Purpose of the Study:

  • To develop a novel algorithm for self-calibrating arbitrary CBCT trajectories.
  • To reduce metal artifacts in CBCT imaging through improved trajectory calibration.
  • To decrease computational runtime by reducing optimization parameters.

Main Methods:

  • Employed feature detection (AKAZE) and brute force matching for 2D-3D projection registration.
  • Calculated translational misalignment directly from feature position discrepancies.
  • Aligned rotational parameters using a quartic function minimization approach.

Main Results:

  • The developed algorithm, FORCASTER, demonstrated performance on par with state-of-the-art methods (BFGS with NGI objective).
  • Quantitative metrics showed comparable results: nRMSE (FORCASTER: 0.3390 vs.

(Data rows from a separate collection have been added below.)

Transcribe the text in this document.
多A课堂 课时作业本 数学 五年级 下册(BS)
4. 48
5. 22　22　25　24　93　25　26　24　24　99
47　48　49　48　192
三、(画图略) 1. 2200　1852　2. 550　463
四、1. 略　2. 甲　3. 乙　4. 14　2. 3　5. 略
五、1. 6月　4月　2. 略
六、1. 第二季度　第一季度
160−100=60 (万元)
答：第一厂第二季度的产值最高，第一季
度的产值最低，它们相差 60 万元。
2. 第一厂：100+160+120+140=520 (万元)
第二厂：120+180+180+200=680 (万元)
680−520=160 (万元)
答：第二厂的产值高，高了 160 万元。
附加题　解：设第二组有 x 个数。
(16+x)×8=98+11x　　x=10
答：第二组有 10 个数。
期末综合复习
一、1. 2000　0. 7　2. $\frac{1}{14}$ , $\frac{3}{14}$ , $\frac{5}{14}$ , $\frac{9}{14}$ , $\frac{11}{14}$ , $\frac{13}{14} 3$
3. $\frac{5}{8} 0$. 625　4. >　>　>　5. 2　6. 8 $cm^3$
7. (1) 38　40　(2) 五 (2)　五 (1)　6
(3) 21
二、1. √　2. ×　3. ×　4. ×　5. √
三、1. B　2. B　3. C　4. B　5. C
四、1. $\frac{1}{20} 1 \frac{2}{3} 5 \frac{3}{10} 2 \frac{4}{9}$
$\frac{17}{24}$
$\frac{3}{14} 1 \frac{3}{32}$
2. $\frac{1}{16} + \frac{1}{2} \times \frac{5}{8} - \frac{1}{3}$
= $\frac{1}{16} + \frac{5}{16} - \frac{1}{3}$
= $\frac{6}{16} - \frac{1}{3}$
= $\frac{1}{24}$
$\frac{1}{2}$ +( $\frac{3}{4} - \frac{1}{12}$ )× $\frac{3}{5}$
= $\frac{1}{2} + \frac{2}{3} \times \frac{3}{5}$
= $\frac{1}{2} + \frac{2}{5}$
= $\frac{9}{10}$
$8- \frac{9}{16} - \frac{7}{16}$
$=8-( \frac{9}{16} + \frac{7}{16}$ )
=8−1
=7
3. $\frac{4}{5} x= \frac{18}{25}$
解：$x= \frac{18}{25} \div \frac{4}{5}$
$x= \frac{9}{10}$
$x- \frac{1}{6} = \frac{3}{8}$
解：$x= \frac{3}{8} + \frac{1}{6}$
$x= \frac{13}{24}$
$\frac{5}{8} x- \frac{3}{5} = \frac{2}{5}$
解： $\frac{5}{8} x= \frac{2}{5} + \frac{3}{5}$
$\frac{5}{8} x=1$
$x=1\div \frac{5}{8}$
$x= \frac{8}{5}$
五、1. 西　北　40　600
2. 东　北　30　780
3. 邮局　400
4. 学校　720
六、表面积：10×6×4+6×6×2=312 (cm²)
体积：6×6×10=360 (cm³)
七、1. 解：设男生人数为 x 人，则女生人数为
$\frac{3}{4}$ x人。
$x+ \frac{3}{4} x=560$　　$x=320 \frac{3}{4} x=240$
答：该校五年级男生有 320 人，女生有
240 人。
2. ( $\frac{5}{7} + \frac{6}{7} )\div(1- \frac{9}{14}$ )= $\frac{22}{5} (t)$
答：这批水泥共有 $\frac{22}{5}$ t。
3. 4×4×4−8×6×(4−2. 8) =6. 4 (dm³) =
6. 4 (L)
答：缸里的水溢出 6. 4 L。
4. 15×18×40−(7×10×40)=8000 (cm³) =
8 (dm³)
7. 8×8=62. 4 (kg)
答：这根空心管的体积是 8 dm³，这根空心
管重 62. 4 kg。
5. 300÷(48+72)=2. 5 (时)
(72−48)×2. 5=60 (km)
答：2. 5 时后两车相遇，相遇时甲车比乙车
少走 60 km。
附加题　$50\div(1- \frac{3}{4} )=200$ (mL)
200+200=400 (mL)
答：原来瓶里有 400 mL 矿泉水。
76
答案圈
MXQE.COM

BFGS+NGI: 0.3441), SSIM (FORCASTER: 0.83 vs. BFGS+NGI: 0.79), and Dice (FORCASTER: 0.86 vs. BFGS+NGI: 0.87).
  • FORCASTER exhibited higher tolerance to initial parameter errors in experimental noise analysis.

Conclusions:

  • The FORCASTER algorithm effectively calibrates projection orientations for arbitrary CBCT trajectories.
  • Calibration quality is comparable to existing state-of-the-art algorithms.
  • FORCASTER offers advantages in speed and robustness to initial parameter inaccuracies.